\[Mu] = Input["Mean=249.45"];
\[Sigma] = Input["St.deviation=2.16"];
A1 = Input["A1=30"];
A2 = Input["A2=20"];
U = Input["U=254"];
L = Input["L=245"];
T = Input["T=250"];
Subscript[\[Lambda], t] = (T - \[Mu])/\[Sigma];
Subscript[\[Lambda], l] = (L - \[Mu])/\[Sigma];
Subscript[\[Lambda], u] = (U - \[Mu])/\[Sigma];
k1 = A1/(T - L)^2;
k2 = A2/(T - U)^2;
\[CapitalPhi][u_] = \!\(
\*SubsuperscriptBox[\(\[Integral]\), \(-\[Infinity]\), \(u\)]\(
\*FractionBox[\(1\),
SqrtBox[\(2 \[Pi]\)]]
\*SuperscriptBox[\(E\), \(-
\*FractionBox[
SuperscriptBox[\(x\), \(2\)], \(2\)]\)] \[DifferentialD]x\)\);
\[CurlyPhi][v_] = 1/Sqrt[2 \[Pi]] E^(-(v^2/2));
CC = k1 ((\[Sigma]^2 + (T - \[Mu])^2) (\[CapitalPhi][
Subscript[\[Lambda], t]] - \[CapitalPhi][Subscript[\[Lambda],
l]])
+ \[Sigma] (T - \[Mu]) \[CurlyPhi][Subscript[\[Lambda],
t]] + \[Sigma] (L - \[Mu]) \[CurlyPhi][Subscript[\[Lambda],
t]] -
2 \[Sigma] (T - \[Mu]) \[CurlyPhi][Subscript[\[Lambda], l]])

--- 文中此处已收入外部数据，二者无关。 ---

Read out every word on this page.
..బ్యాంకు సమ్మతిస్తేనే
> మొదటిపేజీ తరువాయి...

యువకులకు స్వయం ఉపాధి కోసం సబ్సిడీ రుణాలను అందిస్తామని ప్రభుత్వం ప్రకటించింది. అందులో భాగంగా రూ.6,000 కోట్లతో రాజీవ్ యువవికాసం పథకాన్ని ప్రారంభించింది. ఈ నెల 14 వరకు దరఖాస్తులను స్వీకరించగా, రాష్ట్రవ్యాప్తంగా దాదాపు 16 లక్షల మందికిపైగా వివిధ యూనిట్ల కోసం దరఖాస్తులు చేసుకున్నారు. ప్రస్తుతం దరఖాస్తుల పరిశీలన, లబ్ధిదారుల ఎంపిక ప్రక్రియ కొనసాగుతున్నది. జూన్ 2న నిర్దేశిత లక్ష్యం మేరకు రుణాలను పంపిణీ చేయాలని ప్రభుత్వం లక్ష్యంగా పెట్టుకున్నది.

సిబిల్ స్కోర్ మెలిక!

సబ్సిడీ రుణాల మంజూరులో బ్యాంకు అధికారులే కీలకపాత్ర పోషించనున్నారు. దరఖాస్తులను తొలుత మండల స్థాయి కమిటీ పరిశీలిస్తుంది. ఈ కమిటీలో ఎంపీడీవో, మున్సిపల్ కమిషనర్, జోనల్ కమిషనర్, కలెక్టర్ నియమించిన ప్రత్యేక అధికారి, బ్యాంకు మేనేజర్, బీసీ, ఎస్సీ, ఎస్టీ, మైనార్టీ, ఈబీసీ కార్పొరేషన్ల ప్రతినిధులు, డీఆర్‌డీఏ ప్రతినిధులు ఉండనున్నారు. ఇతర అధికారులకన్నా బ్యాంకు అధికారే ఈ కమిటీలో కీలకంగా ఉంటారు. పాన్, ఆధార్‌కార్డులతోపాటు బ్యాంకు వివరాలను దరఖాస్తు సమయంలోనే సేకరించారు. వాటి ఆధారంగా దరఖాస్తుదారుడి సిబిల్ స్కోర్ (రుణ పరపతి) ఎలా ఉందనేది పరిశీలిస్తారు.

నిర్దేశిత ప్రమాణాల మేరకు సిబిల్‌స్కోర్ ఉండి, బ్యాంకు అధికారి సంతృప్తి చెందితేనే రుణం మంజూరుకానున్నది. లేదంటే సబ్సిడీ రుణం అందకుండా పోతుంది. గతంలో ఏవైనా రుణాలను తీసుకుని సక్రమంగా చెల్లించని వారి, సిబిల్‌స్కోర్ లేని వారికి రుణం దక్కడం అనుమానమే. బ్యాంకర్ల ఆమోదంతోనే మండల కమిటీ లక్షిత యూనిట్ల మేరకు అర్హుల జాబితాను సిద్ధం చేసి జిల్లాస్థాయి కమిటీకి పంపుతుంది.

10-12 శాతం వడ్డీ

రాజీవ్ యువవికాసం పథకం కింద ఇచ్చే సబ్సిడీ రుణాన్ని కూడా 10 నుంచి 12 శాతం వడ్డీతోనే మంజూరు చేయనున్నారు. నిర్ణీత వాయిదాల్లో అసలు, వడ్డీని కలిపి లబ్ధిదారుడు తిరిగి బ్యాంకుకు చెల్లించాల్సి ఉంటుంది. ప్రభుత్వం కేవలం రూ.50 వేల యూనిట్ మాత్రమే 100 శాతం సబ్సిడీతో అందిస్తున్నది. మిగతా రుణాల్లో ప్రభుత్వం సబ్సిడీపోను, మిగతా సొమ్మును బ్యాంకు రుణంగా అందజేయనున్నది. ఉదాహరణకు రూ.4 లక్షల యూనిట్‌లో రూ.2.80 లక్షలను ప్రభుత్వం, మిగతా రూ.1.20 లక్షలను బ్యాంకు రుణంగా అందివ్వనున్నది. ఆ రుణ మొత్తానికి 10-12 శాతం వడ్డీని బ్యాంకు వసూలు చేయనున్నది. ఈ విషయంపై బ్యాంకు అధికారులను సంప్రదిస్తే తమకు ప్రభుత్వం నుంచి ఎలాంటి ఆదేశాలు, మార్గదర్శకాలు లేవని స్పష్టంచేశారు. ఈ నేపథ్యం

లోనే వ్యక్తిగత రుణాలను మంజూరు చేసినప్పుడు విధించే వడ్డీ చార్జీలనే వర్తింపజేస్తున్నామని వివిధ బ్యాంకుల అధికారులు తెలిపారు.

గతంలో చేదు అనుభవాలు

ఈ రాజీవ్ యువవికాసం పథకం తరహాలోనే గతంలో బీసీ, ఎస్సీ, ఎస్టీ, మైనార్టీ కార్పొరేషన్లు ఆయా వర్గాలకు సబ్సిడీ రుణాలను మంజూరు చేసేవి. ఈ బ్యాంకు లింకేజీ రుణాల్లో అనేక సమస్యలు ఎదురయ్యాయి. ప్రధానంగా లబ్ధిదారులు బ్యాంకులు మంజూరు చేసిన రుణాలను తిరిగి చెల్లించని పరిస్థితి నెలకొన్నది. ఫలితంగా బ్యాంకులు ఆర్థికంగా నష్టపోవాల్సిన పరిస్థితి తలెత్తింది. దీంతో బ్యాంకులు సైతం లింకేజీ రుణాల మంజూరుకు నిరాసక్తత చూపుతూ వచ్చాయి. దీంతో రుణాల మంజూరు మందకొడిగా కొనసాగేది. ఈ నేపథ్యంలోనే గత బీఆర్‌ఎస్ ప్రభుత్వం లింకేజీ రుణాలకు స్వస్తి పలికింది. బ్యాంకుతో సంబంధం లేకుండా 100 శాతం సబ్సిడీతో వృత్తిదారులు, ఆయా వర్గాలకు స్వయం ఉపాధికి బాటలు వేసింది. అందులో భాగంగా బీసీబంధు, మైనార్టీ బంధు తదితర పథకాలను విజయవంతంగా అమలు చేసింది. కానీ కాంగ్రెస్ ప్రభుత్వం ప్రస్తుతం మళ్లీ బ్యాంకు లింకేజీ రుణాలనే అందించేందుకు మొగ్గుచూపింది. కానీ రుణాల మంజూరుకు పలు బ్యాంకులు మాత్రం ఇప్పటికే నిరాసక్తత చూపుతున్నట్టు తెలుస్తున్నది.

+k2 ((\[Sigma]^2 + (T - \[Mu])^2) (\[CapitalPhi][Subscript[\[Lambda],
u]] - \[CapitalPhi][Subscript[\[Lambda], t]])
- \[Sigma] (T - \[Mu]) \[CurlyPhi][Subscript[\[Lambda],
t]] - \[Sigma] (U - \[Mu]) \[CurlyPhi][Subscript[\[Lambda],
t]] - 2 \[Sigma] (T - \[Mu]) \[CurlyPhi][Subscript[\[Lambda],
u]]);
q = \[CapitalPhi][Subscript[\[Lambda], u]] - \[CapitalPhi][
Subscript[\[Lambda], l]];
C0 = CC/q;
SequenceForm["C=", CC]
SequenceForm["C0=", C0]
如下图：

这位同学你这满屏的Input是想干嘛？然后我姑且问一句你该不会是以为对于
L = Input["L=245"]
你什么都不用输，只用直接点确定就可以让L被赋上245了吧？如果你确实是这么想的，那么，请仔细看看Input的帮助，不要臆测函数的语法。